The Trump administration is pursuing a course of cyber deterrence that includes a range of options for adversaries, but the Department of Homeland Security is limited in its capabilities here due to a lack of authority to adequately pursue the mission, Homeland Security Secretary Kirstjen Nielsen said on Wednesday.
A “roadblock” in the path for DHS to more effectively confront cyber threats is the need for legislation that would authorize the National Protection and Programs Directorate (NPPD) into a “full-fledged operational agency,” Nielsen said. She asked Congress, which is considering legislation first proposed during the former Obama administration, to authorize the change in NPPD “immediately, and absolutely before the year ends.”
“DHS wasn’t built for a digital pandemic,” Nielsen said.
The bipartisan legislation would in name change NPPD to the Cybersecurity and Infrastructure Protection Agency, which Nielsen said that combined with the operating authorities would better align DHS for cyber missions and elevate its standing.

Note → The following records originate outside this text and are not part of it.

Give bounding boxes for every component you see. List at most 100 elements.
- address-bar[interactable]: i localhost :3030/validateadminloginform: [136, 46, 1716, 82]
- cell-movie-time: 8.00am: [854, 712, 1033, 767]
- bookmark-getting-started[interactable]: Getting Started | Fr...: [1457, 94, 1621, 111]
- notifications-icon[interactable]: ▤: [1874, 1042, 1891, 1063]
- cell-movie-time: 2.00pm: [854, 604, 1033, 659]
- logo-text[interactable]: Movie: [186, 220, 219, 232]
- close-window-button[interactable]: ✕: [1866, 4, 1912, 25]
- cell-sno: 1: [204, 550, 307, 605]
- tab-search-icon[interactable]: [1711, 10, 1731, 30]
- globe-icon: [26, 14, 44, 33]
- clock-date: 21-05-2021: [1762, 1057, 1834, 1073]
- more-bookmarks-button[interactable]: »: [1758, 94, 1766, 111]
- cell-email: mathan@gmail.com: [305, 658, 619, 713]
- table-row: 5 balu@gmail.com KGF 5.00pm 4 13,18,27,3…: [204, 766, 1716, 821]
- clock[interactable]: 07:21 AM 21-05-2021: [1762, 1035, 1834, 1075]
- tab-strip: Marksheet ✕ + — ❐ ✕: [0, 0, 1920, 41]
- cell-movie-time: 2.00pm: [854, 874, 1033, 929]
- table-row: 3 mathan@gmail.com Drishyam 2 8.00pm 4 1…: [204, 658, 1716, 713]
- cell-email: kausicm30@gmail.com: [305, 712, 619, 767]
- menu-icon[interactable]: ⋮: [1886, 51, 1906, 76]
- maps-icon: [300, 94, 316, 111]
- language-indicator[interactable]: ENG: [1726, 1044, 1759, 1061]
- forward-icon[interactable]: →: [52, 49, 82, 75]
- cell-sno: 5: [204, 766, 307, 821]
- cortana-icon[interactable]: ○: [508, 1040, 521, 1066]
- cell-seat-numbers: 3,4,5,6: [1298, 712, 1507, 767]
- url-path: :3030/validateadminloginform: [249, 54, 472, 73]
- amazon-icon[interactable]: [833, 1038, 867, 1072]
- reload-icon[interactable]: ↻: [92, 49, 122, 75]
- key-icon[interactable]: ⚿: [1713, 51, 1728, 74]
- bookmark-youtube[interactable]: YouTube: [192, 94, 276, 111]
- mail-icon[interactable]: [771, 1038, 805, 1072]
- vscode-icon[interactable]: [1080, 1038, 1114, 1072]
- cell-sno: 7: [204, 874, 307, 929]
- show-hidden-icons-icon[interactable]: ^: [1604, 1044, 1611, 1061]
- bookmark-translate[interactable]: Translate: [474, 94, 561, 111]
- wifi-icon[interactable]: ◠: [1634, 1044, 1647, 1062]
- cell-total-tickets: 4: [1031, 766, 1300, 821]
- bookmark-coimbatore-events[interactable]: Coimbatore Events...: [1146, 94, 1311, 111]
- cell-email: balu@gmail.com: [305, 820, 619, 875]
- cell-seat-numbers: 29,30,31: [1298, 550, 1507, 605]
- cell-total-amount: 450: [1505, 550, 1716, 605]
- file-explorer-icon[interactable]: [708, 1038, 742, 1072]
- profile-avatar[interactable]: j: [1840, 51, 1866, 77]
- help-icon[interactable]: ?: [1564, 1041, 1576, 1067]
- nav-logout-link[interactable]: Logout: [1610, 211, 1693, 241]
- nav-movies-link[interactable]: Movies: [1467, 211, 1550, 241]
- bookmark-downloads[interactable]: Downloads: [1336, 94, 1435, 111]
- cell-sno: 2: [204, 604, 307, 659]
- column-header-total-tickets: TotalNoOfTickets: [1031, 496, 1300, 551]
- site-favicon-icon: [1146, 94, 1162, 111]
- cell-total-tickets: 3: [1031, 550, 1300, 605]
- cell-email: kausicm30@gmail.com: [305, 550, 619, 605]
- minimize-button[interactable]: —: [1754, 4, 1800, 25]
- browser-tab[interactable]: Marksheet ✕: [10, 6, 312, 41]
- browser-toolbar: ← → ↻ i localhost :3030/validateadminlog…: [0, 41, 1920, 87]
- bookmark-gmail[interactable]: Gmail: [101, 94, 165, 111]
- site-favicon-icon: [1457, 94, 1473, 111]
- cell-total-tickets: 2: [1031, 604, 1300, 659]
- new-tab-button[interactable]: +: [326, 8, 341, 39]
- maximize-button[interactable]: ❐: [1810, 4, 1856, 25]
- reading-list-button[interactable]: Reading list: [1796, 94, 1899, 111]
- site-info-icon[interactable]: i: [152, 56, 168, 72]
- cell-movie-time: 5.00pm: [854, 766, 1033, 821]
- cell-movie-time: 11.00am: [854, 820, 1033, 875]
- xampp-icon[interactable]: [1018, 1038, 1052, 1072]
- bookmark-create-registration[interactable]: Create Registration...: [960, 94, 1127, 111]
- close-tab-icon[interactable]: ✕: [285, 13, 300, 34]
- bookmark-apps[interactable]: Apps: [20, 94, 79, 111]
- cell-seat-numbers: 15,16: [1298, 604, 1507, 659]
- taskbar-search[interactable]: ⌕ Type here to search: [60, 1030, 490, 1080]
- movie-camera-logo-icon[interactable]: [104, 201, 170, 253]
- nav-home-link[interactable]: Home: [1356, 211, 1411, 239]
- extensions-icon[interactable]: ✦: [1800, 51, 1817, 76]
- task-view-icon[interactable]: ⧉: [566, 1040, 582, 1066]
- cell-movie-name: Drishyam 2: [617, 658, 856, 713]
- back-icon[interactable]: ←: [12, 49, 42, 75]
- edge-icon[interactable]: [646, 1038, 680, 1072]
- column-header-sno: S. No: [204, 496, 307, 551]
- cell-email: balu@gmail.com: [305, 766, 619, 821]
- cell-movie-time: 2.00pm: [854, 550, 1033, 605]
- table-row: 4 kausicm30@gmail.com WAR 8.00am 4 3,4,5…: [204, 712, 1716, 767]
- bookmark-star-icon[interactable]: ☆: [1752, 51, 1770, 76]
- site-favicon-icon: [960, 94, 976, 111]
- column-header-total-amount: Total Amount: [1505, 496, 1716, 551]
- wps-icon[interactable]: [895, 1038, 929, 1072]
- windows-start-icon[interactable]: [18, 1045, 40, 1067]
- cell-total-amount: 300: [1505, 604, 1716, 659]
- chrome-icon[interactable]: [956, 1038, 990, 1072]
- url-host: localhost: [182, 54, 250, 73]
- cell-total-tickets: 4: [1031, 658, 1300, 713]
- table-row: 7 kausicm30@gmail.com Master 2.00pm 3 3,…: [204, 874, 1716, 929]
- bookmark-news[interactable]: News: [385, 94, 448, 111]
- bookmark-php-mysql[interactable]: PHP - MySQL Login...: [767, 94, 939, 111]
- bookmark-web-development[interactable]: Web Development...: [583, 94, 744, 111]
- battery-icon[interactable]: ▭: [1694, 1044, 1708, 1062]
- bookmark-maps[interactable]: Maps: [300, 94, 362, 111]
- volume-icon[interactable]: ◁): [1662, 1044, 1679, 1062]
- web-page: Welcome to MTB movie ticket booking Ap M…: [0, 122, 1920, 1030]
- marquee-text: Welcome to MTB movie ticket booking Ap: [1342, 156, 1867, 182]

“Everyone agrees that DHS is on point for the civilian.gov domains, we’re on point for helping critical infrastructure and now we’re on point for helping state and locals protect their elections,” she told Frank Cilluffo, the outgoing director of the Center for Cyber & Homeland Security at George Washington University, who moderated a discussion with her on the threat landscape and how DHS is responding. “We have the mission space. We are not able to organize to meet that operational space. We need to be an operational component.”

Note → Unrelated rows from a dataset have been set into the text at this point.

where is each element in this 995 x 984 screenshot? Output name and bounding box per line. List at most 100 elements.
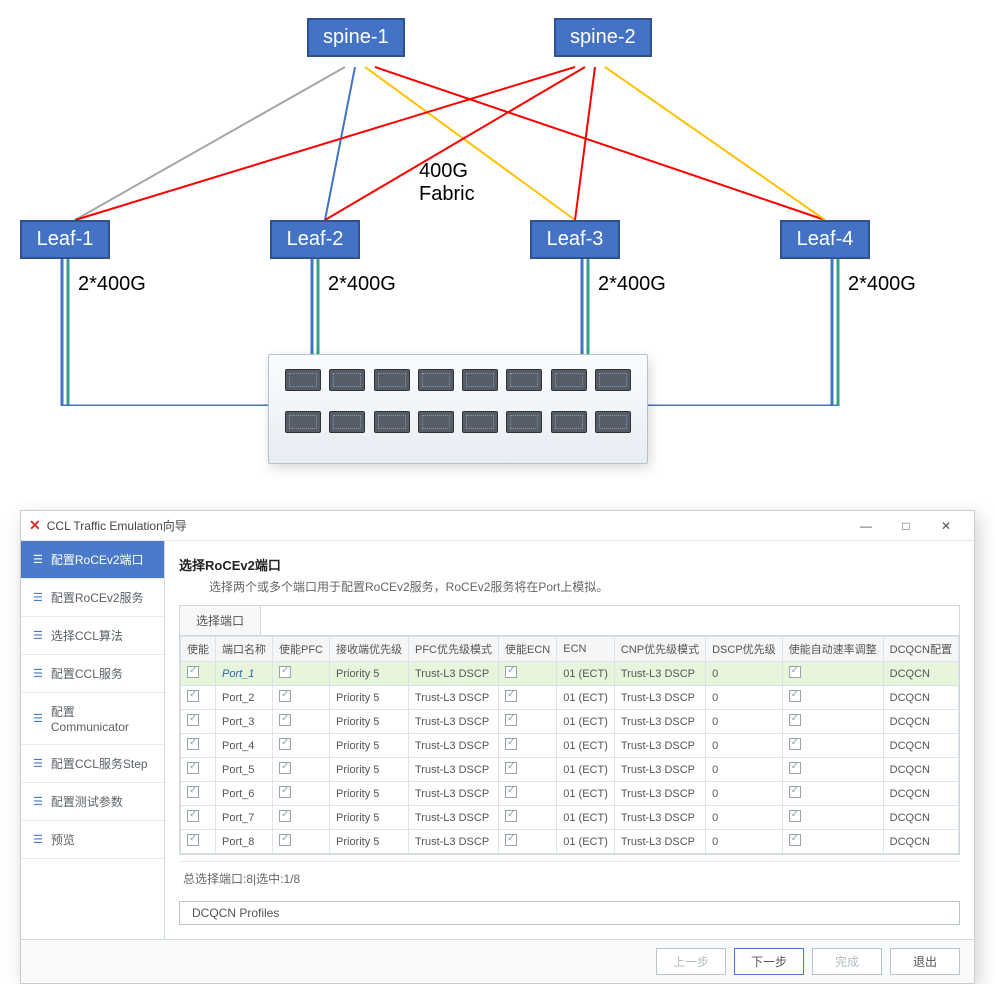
sidebar-item-0[interactable]: ☰配置RoCEv2端口 <box>21 541 164 579</box>
spine-2-node: spine-2 <box>554 18 652 57</box>
checkbox-icon[interactable] <box>187 738 199 750</box>
checkbox-icon[interactable] <box>789 666 801 678</box>
checkbox-icon[interactable] <box>279 786 291 798</box>
checkbox-icon[interactable] <box>187 714 199 726</box>
cnp-mode: Trust-L3 DSCP <box>614 758 705 782</box>
dscp: 0 <box>706 734 783 758</box>
table-row[interactable]: Port_5Priority 5Trust-L3 DSCP01 (ECT)Tru… <box>181 758 959 782</box>
table-row[interactable]: Port_3Priority 5Trust-L3 DSCP01 (ECT)Tru… <box>181 710 959 734</box>
dcqcn: DCQCN <box>883 686 958 710</box>
table-row[interactable]: Port_2Priority 5Trust-L3 DSCP01 (ECT)Tru… <box>181 686 959 710</box>
pfc-mode: Trust-L3 DSCP <box>409 806 499 830</box>
switch-device <box>268 354 648 464</box>
checkbox-icon[interactable] <box>187 786 199 798</box>
tabstrip: 选择端口 <box>179 605 960 635</box>
section-desc: 选择两个或多个端口用于配置RoCEv2服务，RoCEv2服务将在Port上模拟。 <box>179 576 960 605</box>
column-header[interactable]: PFC优先级模式 <box>409 637 499 662</box>
checkbox-icon[interactable] <box>505 786 517 798</box>
dscp: 0 <box>706 758 783 782</box>
column-header[interactable]: 接收端优先级 <box>330 637 409 662</box>
checkbox-icon[interactable] <box>279 738 291 750</box>
checkbox-icon[interactable] <box>505 666 517 678</box>
finish-button[interactable]: 完成 <box>812 948 882 975</box>
node-label: spine-2 <box>570 26 636 49</box>
column-header[interactable]: 使能自动速率调整 <box>782 637 883 662</box>
checkbox-icon[interactable] <box>187 762 199 774</box>
fabric-label: 400G Fabric <box>419 160 475 206</box>
section-title: 选择RoCEv2端口 <box>179 549 960 576</box>
checkbox-icon[interactable] <box>789 786 801 798</box>
port-name: Port_5 <box>216 758 273 782</box>
rx-priority: Priority 5 <box>330 662 409 686</box>
node-label: Leaf-4 <box>797 228 854 251</box>
port-name: Port_2 <box>216 686 273 710</box>
exit-button[interactable]: 退出 <box>890 948 960 975</box>
checkbox-icon[interactable] <box>505 738 517 750</box>
cnp-mode: Trust-L3 DSCP <box>614 830 705 854</box>
prev-button[interactable]: 上一步 <box>656 948 726 975</box>
checkbox-icon[interactable] <box>187 810 199 822</box>
checkbox-icon[interactable] <box>279 714 291 726</box>
leaf2-link-label: 2*400G <box>328 273 396 296</box>
dcqcn-profiles-button[interactable]: DCQCN Profiles <box>179 901 960 925</box>
sidebar-item-label: 配置测试参数 <box>51 793 123 810</box>
sidebar-item-3[interactable]: ☰配置CCL服务 <box>21 655 164 693</box>
checkbox-icon[interactable] <box>279 690 291 702</box>
port-name: Port_6 <box>216 782 273 806</box>
next-button[interactable]: 下一步 <box>734 948 804 975</box>
pfc-mode: Trust-L3 DSCP <box>409 782 499 806</box>
close-button[interactable]: ✕ <box>926 511 966 541</box>
checkbox-icon[interactable] <box>279 762 291 774</box>
checkbox-icon[interactable] <box>789 762 801 774</box>
column-header[interactable]: 使能ECN <box>499 637 557 662</box>
checkbox-icon[interactable] <box>279 834 291 846</box>
checkbox-icon[interactable] <box>187 834 199 846</box>
column-header[interactable]: DSCP优先级 <box>706 637 783 662</box>
sidebar-item-2[interactable]: ☰选择CCL算法 <box>21 617 164 655</box>
tab-select-ports[interactable]: 选择端口 <box>180 606 261 635</box>
checkbox-icon[interactable] <box>505 762 517 774</box>
column-header[interactable]: 使能PFC <box>273 637 330 662</box>
checkbox-icon[interactable] <box>279 810 291 822</box>
column-header[interactable]: 端口名称 <box>216 637 273 662</box>
spine-1-node: spine-1 <box>307 18 405 57</box>
dcqcn: DCQCN <box>883 710 958 734</box>
checkbox-icon[interactable] <box>187 666 199 678</box>
checkbox-icon[interactable] <box>505 690 517 702</box>
column-header[interactable]: DCQCN配置 <box>883 637 958 662</box>
sidebar-item-7[interactable]: ☰预览 <box>21 821 164 859</box>
sidebar-item-6[interactable]: ☰配置测试参数 <box>21 783 164 821</box>
table-row[interactable]: Port_8Priority 5Trust-L3 DSCP01 (ECT)Tru… <box>181 830 959 854</box>
sidebar-item-1[interactable]: ☰配置RoCEv2服务 <box>21 579 164 617</box>
sidebar-item-label: 配置Communicator <box>51 703 152 734</box>
table-row[interactable]: Port_4Priority 5Trust-L3 DSCP01 (ECT)Tru… <box>181 734 959 758</box>
column-header[interactable]: ECN <box>557 637 615 662</box>
sidebar-item-4[interactable]: ☰配置Communicator <box>21 693 164 745</box>
ecn: 01 (ECT) <box>557 686 615 710</box>
minimize-button[interactable]: — <box>846 511 886 541</box>
sidebar-item-5[interactable]: ☰配置CCL服务Step <box>21 745 164 783</box>
checkbox-icon[interactable] <box>789 834 801 846</box>
checkbox-icon[interactable] <box>789 738 801 750</box>
checkbox-icon[interactable] <box>505 714 517 726</box>
checkbox-icon[interactable] <box>279 666 291 678</box>
checkbox-icon[interactable] <box>789 810 801 822</box>
column-header[interactable]: 使能 <box>181 637 216 662</box>
rx-priority: Priority 5 <box>330 686 409 710</box>
column-header[interactable]: CNP优先级模式 <box>614 637 705 662</box>
hamburger-icon: ☰ <box>33 667 41 680</box>
maximize-button[interactable]: □ <box>886 511 926 541</box>
checkbox-icon[interactable] <box>789 690 801 702</box>
leaf-2-node: Leaf-2 <box>270 220 360 259</box>
table-row[interactable]: Port_6Priority 5Trust-L3 DSCP01 (ECT)Tru… <box>181 782 959 806</box>
wizard-footer: 上一步 下一步 完成 退出 <box>21 939 974 983</box>
dscp: 0 <box>706 710 783 734</box>
checkbox-icon[interactable] <box>789 714 801 726</box>
checkbox-icon[interactable] <box>187 690 199 702</box>
ecn: 01 (ECT) <box>557 662 615 686</box>
table-row[interactable]: Port_1Priority 5Trust-L3 DSCP01 (ECT)Tru… <box>181 662 959 686</box>
checkbox-icon[interactable] <box>505 834 517 846</box>
table-row[interactable]: Port_7Priority 5Trust-L3 DSCP01 (ECT)Tru… <box>181 806 959 830</box>
checkbox-icon[interactable] <box>505 810 517 822</box>
dscp: 0 <box>706 662 783 686</box>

Establishing an operating cyber agency also enhances its credibility, Nielsen said, “because having cyber security infrastructure in the name is not only an indication to our stakeholders of where to go but it puts us on par with other agencies that have other parts of the cyber puzzle. So, it gives us parity in the interagency, it helps us work with international partners but it really helps the private sector understand where to go and how they can interact with us.”
The Trump administration’s rhetoric around cyber deterrence has been similar to that of the Obama administration, and so far, the U.S. government hasn’t published a cyber deterrence doctrine or strategy.

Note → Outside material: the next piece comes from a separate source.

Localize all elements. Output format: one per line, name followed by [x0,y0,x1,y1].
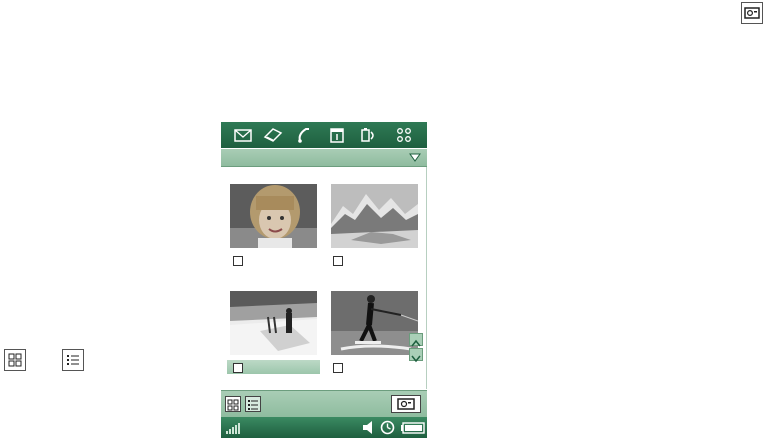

Nielsen said that the nation’s “adversaries have been warned” and that “the United States has a full spectrum of options—some seen, others unseen—and we are already using them to call out cyber adversaries, to punish them, and to deter future digital hostility.” She added that, “We will no longer tolerate the theft of our data. We will no longer stand idly by as our networks are penetrated, exploited, or held hostage. We will respond. And we will respond decisively.”
Asked by Cilluffo what a “commensurate response” looks like to a hostile cyber attack that has been attributed, Nielsen replied that speaking for her, “I think it needs to be more than commensurate. By the time that a country is attacking civilian networks, civilian assets, again, it’s not a fair fight. That’s not how the international world has created norms and standards and I don’t think it should be commensurate I think it should be more.”
Attributing the source of cyber attacks still needs to happen faster, she said, and that “consequences have to go hand in hand with that attribution.”
Nielsen didn’t provide a lot of detail but said the administration is developing “toolsets” to deter and counter cyber attacks, including diplomatic relations, trade, and economic policy.
“It’s certainly any authority I have within the United States and bringing it all to bear,” she said. “Some of that will be seen, some of that will be unseen to make sure that that adversary knows there will be consequences.”